Evaluation employs quantitative metrics (F1, engagement time, trust scales, art ranking accuracy) and qualitative assessments (user satisfaction, perceived lifelikeness, empathy, awareness), with ablation studies confirming the necessity of personality, memory, and explanation modules for coherent, engaging interaction (Tang et al., 2 Feb 2025, Nardelli et al., 17 Apr 2025, Patel et al., 2024).

6. Responsible Computing: Privacy, Fairness, Transparency

With increasing autonomy and memory comes responsibility:

• Privacy: Federated learning, active unlearning, and parameter-only updates minimize risk of data exposure in multi-user deployments (Guerdan et al., 2022, Huang et al., 27 Jan 2026).
• Fairness: Ranking modules in RS-based frameworks can enforce demographic parity, minimum exposure, and bias-corrected loss functions to ensure inclusive adaptation (Huang et al., 27 Jan 2026).
• Transparency and Explainability: White-box, theory-of-mind dynamic models and concept bottleneck architectures yield explicit, queryable explanations for robot decisions and action selection, essential for trust and regulatory compliance (Patrício et al., 30 Apr 2025, Patel et al., 2024).
• Ethical Design Guidelines: Personalization should incorporate explicit adaptation bounds, reflection on comfort/engagement levels, and scenario-tagging to avoid misaligned expectations or unintended affective consequences (Huang et al., 2023, Balossino et al., 8 Aug 2025).

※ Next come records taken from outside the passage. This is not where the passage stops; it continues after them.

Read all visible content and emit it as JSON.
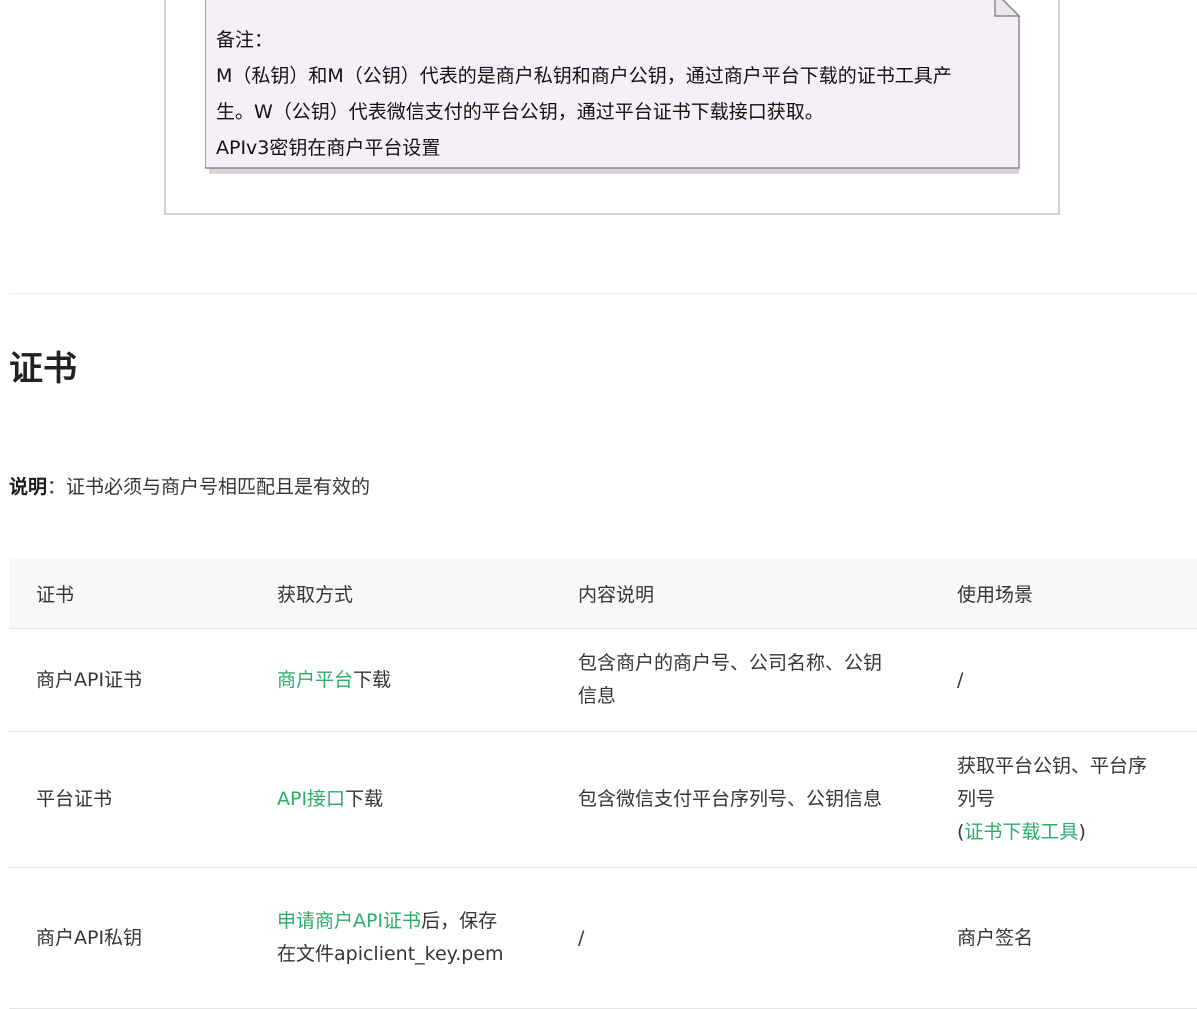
{
  "note": {
    "title": "备注：",
    "line1": "M（私钥）和M（公钥）代表的是商户私钥和商户公钥，通过商户平台下载的证书工具产",
    "line2": "生。W（公钥）代表微信支付的平台公钥，通过平台证书下载接口获取。",
    "line3": "APIv3密钥在商户平台设置"
  },
  "section": {
    "heading": "证书",
    "explain_label": "说明",
    "explain_text": "：证书必须与商户号相匹配且是有效的"
  },
  "table": {
    "headers": [
      "证书",
      "获取方式",
      "内容说明",
      "使用场景"
    ],
    "rows": [
      {
        "cert": "商户API证书",
        "method_link": "商户平台",
        "method_text": "下载",
        "content": "包含商户的商户号、公司名称、公钥信息",
        "usage": "/"
      },
      {
        "cert": "平台证书",
        "method_link": "API接口",
        "method_text": "下载",
        "content": "包含微信支付平台序列号、公钥信息",
        "usage": "获取平台公钥、平台序列号",
        "usage_open": "(",
        "usage_link": "证书下载工具",
        "usage_close": ")"
      },
      {
        "cert": "商户API私钥",
        "method_link": "申请商户API证书",
        "method_text": "后，保存在文件apiclient_key.pem",
        "content": "/",
        "usage": "商户签名"
      }
    ]
  },
  "colors": {
    "link": "#2aae67",
    "note_fill": "#f6eff6",
    "note_border": "#999999"
  }
}
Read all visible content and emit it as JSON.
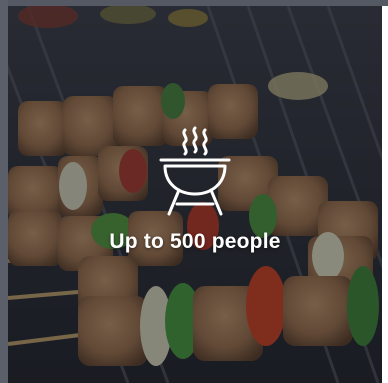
{
  "card": {
    "caption": "Up to 500 people",
    "icon": "bbq-grill-icon",
    "image": "grilled-skewers-photo"
  },
  "colors": {
    "overlay": "#14161e",
    "text": "#ffffff",
    "frame": "#5a5f6a"
  }
}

7. Future Research Directions

Key research challenges persist:

• Robust real-time affect and engagement estimation, including vision/audio fusion in noisy and short-window environments (Balossino et al., 8 Aug 2025).
• Group personalization for multi-user social settings, combining individual profiles via social compatibility metrics.
• Lifelong and non-stationary learning, to accommodate evolving user habits and preferences over months/years (Patel et al., 2024, Guerdan et al., 2022).
• Integration with IoT and context sensors, enabling pervasive adaptation of speech, locomotion, and proxemics.
• Richer user models—layered explicit, stereotype-based, and implicitly inferred traits—supporting cold-start scenarios and dynamically modulating trust, empathy, competence, and perceived friendliness.

Personalization in social robots remains a rapidly advancing intersection of engineering, psychology, and HRI, with the empirical consensus converging on modular, scenario- and profile-aware adaptation, robust interpretability, and responsible data stewardship as prerequisites for widespread acceptance and efficacy.